W piątek przedstawiciele komisji śledczej ds. Pegasusa ogłosili, że zwrócą się do Marszałka Sejmu z wnioskiem o uchylenie immunitetu Zbigniewa Ziobry, byłego ministra sprawiedliwości.
Celem jest umożliwienie doprowadzenia Ziobry przed komisję, by złożył zeznania. Jak poinformowała Magdalena Sroka, szefowa komisji, procedura rozpocznie się po złożeniu wniosku do Prokuratury Generalnej, która sprawdzi go pod kątem formalnym, a następnie zwróci się do Sejmu o dalsze działania. Dopiero decyzja Sejmu może otworzyć drogę do przymusowego doprowadzenia Ziobry.
Komisja złożyła również wniosek o formalne wezwanie Ziobry na przesłuchanie. Marcin Bosacki, wiceszef komisji, wyjaśnił, że przepisy pozwalają na nałożenie kary porządkowej za niestawiennictwo, w tym grzywny do 3000 złotych, a także, jeśli to okaże się niewystarczające, możliwość aresztowania na okres nieprzekraczający 30 dni. Bosacki zaznaczył, że postawa Ziobry jest związana z obawami, jakie mogą wiązać się z aferą wokół Pegasusa oraz sprawą Funduszu Sprawiedliwości.

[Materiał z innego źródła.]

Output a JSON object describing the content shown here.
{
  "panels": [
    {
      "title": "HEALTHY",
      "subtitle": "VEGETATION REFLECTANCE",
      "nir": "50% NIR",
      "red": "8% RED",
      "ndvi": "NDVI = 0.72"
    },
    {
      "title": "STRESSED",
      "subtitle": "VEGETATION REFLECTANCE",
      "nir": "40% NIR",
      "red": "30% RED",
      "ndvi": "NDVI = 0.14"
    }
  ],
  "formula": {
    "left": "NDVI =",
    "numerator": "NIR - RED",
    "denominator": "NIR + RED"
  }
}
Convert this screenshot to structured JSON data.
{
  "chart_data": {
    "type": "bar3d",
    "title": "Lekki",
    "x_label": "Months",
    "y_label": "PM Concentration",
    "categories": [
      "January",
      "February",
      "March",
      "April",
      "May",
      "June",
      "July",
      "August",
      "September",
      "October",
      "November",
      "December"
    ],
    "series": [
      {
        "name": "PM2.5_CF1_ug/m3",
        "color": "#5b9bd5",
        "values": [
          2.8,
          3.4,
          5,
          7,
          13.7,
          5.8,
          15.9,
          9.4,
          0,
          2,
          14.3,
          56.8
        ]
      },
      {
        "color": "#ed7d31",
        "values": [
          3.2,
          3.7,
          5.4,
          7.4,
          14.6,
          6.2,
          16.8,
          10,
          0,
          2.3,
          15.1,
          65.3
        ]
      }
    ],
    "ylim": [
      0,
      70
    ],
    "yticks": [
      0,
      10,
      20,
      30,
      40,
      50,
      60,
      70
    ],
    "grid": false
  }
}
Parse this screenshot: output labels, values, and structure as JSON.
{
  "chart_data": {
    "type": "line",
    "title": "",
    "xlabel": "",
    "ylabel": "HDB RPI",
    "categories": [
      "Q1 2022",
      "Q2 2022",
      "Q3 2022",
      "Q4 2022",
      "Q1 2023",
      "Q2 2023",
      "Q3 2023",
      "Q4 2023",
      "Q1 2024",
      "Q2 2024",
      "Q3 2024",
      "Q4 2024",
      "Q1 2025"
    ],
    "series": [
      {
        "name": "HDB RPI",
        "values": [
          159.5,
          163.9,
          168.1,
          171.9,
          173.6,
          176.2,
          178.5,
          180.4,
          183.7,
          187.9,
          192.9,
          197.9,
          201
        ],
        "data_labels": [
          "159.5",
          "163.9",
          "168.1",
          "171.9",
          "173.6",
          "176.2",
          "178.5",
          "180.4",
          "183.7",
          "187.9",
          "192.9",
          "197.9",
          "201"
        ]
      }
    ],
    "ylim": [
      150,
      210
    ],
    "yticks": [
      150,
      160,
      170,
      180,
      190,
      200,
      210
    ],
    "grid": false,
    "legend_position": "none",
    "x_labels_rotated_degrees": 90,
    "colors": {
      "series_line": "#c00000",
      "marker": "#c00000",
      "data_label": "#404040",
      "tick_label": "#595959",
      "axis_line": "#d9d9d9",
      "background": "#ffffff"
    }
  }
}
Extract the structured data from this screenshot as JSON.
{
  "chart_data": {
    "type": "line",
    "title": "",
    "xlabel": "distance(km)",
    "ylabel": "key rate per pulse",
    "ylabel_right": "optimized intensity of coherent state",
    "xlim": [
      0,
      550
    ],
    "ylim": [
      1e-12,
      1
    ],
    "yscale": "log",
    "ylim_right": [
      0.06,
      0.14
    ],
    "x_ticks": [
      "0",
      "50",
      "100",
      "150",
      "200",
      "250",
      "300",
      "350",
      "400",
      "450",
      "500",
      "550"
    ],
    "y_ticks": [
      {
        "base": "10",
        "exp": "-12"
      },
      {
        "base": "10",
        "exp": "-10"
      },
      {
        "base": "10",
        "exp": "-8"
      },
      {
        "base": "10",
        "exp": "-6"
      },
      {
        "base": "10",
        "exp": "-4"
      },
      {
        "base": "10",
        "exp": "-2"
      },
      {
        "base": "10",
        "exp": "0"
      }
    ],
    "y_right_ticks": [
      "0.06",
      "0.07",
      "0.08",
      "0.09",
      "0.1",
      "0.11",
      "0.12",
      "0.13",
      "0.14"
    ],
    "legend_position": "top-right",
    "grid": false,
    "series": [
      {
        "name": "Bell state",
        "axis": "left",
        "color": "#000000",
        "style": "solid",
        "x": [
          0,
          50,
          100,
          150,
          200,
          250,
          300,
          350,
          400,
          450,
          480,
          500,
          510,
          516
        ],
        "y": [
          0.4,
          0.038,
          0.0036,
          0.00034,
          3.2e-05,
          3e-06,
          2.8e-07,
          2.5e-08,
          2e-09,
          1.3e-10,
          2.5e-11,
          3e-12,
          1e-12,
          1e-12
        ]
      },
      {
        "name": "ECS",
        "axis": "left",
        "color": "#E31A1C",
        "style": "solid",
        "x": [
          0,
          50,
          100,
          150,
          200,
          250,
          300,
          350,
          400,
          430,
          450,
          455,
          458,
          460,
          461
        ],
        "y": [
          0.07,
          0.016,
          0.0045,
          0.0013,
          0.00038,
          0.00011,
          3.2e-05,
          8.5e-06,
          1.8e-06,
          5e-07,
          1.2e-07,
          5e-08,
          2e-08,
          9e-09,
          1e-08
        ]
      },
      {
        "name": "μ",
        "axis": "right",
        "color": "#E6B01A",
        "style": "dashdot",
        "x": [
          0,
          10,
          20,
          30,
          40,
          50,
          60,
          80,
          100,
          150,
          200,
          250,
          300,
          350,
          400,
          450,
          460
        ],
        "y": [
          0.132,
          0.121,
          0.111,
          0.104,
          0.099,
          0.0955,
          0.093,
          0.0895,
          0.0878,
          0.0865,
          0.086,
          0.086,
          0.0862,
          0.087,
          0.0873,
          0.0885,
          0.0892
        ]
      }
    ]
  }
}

Witold Zembaczyński, inny członek komisji, skrytykował Ziobrę za unikanie kontaktu z funkcjonariuszami doręczającymi wezwania, co według niego pokazuje lekceważący stosunek Ziobry do prawa. Zembaczyński dodał, że wniosek o doprowadzenie ma na celu zmuszenie byłego ministra do przestrzegania prawa, które obowiązuje wszystkich obywateli.
Zbigniew Ziobro, odnosząc się do tych zarzutów, stwierdził na portalu X (dawniej Twitter), że działania komisji są nielegalne, odwołując się do wyroku Trybunału Konstytucyjnego z września, który uznał zakres działań komisji za niezgodny z konstytucją. Ziobro zadeklarował, że chętnie stawi się przed legalnie powołaną komisją, aby przedstawić swoje działania w zakresie ochrony bezpieczeństwa Polaków.
Komisja śledcza ds. Pegasusa bada zasadność działań z wykorzystaniem tego oprogramowania, w tym sposób, w jaki zostało zakupione i używane przez rząd oraz służby specjalne w Polsce od 2015 do 2023 roku.